Il n’hésite pas à s’appuyer sur les réseaux déjà existants, notamment ceux des groupes de solidarité mis en place par les communaistes, groupes qu’il étend et généralise : 3 ou 4 déportés par groupe prélèvent une part de leur ration pour la donner à un plus faible. Dans le souci de l’autre, et du plus faible, c’est encore l’homme qui se tient debout.
Tous les témoins le diront : le P. Jacques « était là, près de nous », « aidant ceux qui n’en pouvaient plus, relevant ceux qui tombaient, donnant même de son pain à ceux qui avaient faim. »
Alors que les SS et les gardiens cherchaient à réduire l’homme, le P. Jacques « réconciliait dans la guerre avec l’espèce humaine » : ces déportés n’avaient plus honte d’être des hommes.
Où trouver cette force de continuer à être un homme et à relever l’homme dans le frère ?

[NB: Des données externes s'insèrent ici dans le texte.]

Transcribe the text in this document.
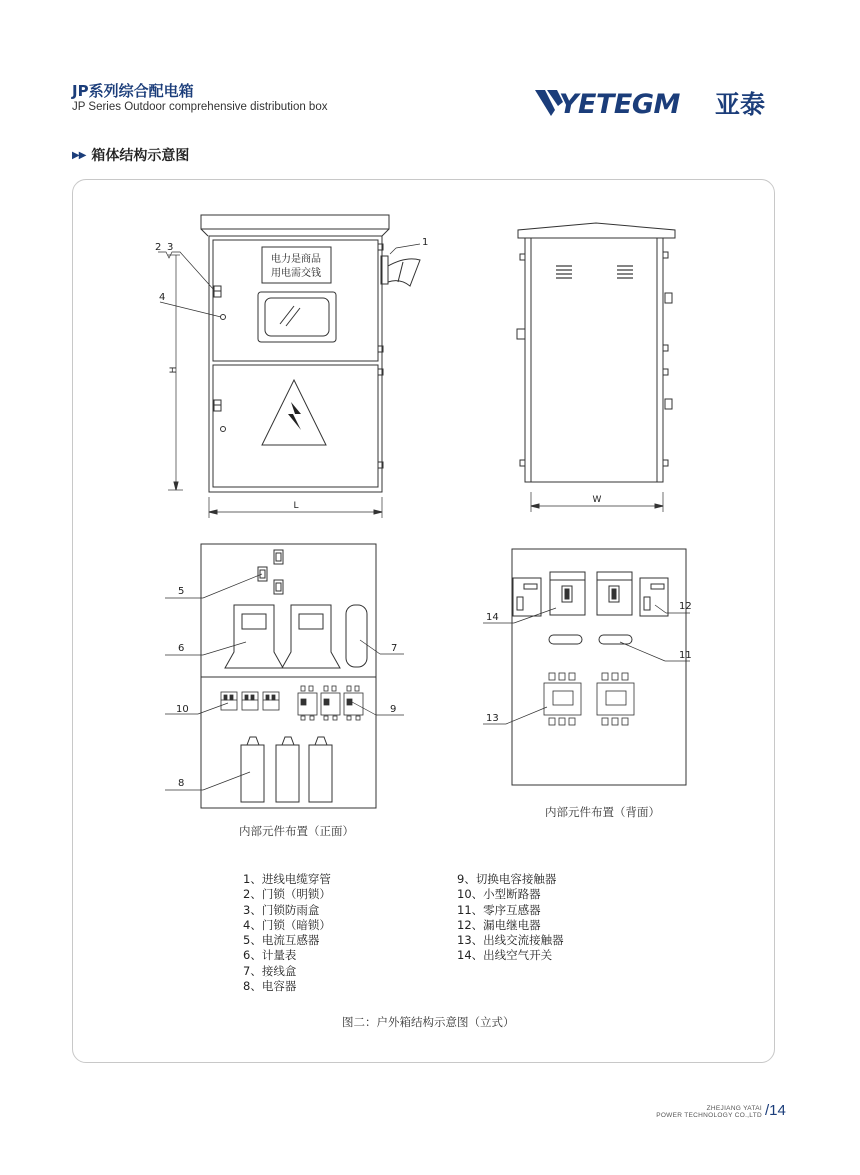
JP系列综合配电箱
JP Series Outdoor comprehensive distribution box	YETEGM 亚泰
▶▶ 箱体结构示意图
电力是商品
用电需交钱
H
L
W
1
2 3
4
5
6	7
8
9
10
11
12
13
14
内部元件布置（正面）
内部元件布置（背面）
1、进线电缆穿管
2、门锁（明锁）
3、门锁防雨盒
4、门锁（暗锁）
5、电流互感器
6、计量表
7、接线盒
8、电容器
9、切换电容接触器
10、小型断路器
11、零序互感器
12、漏电继电器
13、出线交流接触器
14、出线空气开关
图二：户外箱结构示意图（立式）
ZHEJIANG YATAI
POWER TECHNOLOGY CO.,LTD /14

C’est dans la contempaltion du Christ sur la Croix, au milieu des souffrances que tous endurent que le P. Jacques puise son énergie de vie et de don de soi.
« N’en doutez pas, le Christ est là au mileu de nous, comme il était sur sa Croix, et vous pouvez le contempler. »
Il est ainsi pour nous témoin de la force de Dieu à résister à l’inhumain, continuant à servir la vie alors que tout semble la baffouer, plaçant notre espérance et notre force en Dieu lui-même qui se tient à nos côtés.
A sa suite, voulons-nous, nous aussi, devenir des témoins d’humanité ?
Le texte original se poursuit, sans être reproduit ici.